A third modeling approach utilizes “neural network” technology, whose advantage is nonlinear modeling without a prior knowledge of the equation form. Each method has its pros and cons.
Deployment is the process of putting the inferential equation online. Often, this is a simple matter of configuring the calculation on the DCS, like any other calculated point, where it can be used for monitoring, tied to regulatory controls, or incorporated into MPC. Where commercial modeling software is used, such as inferential toolkits or neural network packages, deployment may involve installing and configuring licensed components on the DCS.
Support is the process of assuring continued reliability of the inferential and generally consists of two activities: updating the “bias” based on ongoing lab results and validating long-term inferential performance by inspecting bias trends or applying statistical quality control (SQC) techniques. Although ideally the inferential serves in lieu of lab analyses, in most cases, lab sampling continues to some degree, and the results are used immediately to adjust the inferential bias and over the long term to validate overall performance.
Bias updating involves comparing each lab result with the inferential value and adjusting the bias, typically by 25% or 50% of the error, and with a maximum update limit based on the lab test standard deviation. The bias update mechanism keeps the inferential on track over the long term and responds, albeit gradually over the course of multiple samples, to process changes that may not be accurately reflected in the inferential inputs, the chosen equation form, or the modeling data set. Unrealistic lab results, i.e., those outside of engineering limits or those resulting in an inferential error of more than 3 sigma, are typically ignored by the bias update routine.
Inferentials for control
Although inferentials are often thought of as working hand-in-hand with multi-variable control (MPC), inferentials are also readily incorporated in regulatory controls. For example, in a crude distillation column, a diesel cutpoint inferential can be cascaded to draw rate at the regulatory level. This is an effective approach to capturing the benefits of inferentials without the overhead, unreliability, and operational difficulty of MPC.

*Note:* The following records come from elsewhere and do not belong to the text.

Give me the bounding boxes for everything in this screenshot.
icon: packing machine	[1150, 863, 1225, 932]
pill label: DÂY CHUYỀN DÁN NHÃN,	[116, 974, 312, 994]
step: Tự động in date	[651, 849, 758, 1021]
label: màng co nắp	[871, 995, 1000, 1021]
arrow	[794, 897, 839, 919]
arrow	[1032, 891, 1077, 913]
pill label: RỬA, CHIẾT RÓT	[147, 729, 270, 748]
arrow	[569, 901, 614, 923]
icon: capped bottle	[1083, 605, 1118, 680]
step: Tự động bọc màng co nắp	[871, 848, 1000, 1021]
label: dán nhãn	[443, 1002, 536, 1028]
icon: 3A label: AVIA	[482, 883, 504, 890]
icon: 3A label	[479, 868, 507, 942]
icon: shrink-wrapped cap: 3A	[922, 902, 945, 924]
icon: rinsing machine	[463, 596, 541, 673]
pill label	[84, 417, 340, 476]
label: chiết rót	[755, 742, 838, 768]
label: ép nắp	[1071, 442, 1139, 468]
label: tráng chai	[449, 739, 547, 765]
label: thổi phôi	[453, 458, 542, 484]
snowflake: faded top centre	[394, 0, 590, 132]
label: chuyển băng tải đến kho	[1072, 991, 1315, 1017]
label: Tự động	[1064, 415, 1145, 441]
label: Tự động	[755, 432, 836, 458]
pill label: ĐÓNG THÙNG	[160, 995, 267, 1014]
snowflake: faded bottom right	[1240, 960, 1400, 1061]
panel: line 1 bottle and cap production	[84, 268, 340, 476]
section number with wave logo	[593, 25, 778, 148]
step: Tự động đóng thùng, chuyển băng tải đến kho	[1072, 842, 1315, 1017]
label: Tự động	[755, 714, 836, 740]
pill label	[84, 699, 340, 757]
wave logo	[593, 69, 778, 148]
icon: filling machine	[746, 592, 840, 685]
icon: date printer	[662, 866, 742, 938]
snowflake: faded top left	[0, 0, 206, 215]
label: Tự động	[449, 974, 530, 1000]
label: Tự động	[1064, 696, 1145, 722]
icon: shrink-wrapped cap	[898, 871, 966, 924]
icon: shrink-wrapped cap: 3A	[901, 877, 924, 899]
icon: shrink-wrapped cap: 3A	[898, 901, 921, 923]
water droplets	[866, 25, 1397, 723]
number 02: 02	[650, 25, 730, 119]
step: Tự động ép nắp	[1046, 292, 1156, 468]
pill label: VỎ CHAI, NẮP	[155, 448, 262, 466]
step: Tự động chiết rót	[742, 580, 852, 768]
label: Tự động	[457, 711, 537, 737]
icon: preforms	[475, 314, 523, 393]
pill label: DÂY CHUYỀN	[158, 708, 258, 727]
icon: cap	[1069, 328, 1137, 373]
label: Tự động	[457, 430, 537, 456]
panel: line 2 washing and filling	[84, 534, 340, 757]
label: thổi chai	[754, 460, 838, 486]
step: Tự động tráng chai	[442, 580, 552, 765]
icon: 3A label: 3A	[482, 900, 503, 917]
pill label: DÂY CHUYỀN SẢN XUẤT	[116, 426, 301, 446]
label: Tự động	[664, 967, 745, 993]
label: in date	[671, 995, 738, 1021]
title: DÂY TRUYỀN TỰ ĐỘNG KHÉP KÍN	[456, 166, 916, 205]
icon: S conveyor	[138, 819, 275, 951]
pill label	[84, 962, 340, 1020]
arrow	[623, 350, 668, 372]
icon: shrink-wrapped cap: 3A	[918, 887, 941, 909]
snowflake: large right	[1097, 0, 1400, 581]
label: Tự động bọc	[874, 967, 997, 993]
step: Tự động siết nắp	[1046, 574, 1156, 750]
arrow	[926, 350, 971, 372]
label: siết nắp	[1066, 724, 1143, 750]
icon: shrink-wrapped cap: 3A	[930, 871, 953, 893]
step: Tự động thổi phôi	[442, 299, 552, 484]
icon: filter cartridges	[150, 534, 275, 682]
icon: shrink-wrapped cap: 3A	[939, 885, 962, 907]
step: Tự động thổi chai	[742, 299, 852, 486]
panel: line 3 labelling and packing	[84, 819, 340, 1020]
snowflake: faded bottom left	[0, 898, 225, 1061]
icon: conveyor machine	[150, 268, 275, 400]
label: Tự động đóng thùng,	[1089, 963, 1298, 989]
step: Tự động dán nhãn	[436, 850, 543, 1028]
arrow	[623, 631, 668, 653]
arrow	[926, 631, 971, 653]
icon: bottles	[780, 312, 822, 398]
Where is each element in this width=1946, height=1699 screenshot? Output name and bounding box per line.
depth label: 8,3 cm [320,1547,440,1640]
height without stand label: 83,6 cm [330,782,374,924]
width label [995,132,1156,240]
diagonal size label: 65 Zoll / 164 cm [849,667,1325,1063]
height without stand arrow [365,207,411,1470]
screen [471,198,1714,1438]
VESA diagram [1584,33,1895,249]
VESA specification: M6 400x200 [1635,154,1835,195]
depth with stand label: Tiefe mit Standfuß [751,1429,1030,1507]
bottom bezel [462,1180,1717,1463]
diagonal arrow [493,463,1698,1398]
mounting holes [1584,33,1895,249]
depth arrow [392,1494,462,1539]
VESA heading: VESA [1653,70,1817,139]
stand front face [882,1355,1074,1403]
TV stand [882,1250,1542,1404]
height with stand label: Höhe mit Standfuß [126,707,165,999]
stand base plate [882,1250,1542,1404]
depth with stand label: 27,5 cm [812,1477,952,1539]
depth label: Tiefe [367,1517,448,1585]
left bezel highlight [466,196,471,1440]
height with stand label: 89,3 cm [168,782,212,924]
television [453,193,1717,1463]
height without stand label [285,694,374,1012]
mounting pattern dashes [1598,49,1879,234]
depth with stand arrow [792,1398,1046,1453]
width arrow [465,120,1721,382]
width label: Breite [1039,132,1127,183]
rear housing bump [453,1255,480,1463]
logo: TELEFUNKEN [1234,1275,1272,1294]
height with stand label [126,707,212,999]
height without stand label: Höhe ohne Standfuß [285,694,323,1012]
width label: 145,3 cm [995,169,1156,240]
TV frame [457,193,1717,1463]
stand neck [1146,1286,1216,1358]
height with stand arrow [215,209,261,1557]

In some cases, an inferential is used to provide a continuing real-time result between online analyzer results, to fill the several-minute cycle gap typical of on-stream analyzers. In this case, inferential accuracy is not as important since there is less time for drift; although if the inferential is expected to fill in for lengthy periods of analyzer downtime, then inferential reliability and bias updating again become essential.
Treating bad actors
Not all process parameters lend themselves to reliable inferential modeling. Those that relate to liquid-vapor equilibrium, such as distillation separation, are generally easy to model and robust in performance. Viscosity, sulfur, and many other properties are generally difficult and often impossible to model. In between are some models wherein low-bar performance may be the best that can be accomplished, but it is still better than nothing.
Where an inferential fails to perform as expected, it is usually due to missing an important input (which may be unavailable or simply overlooked), an incomplete modeling data set (some operating modes are unrepresented), or an inappropriate equation form, whether empirical or first principles based.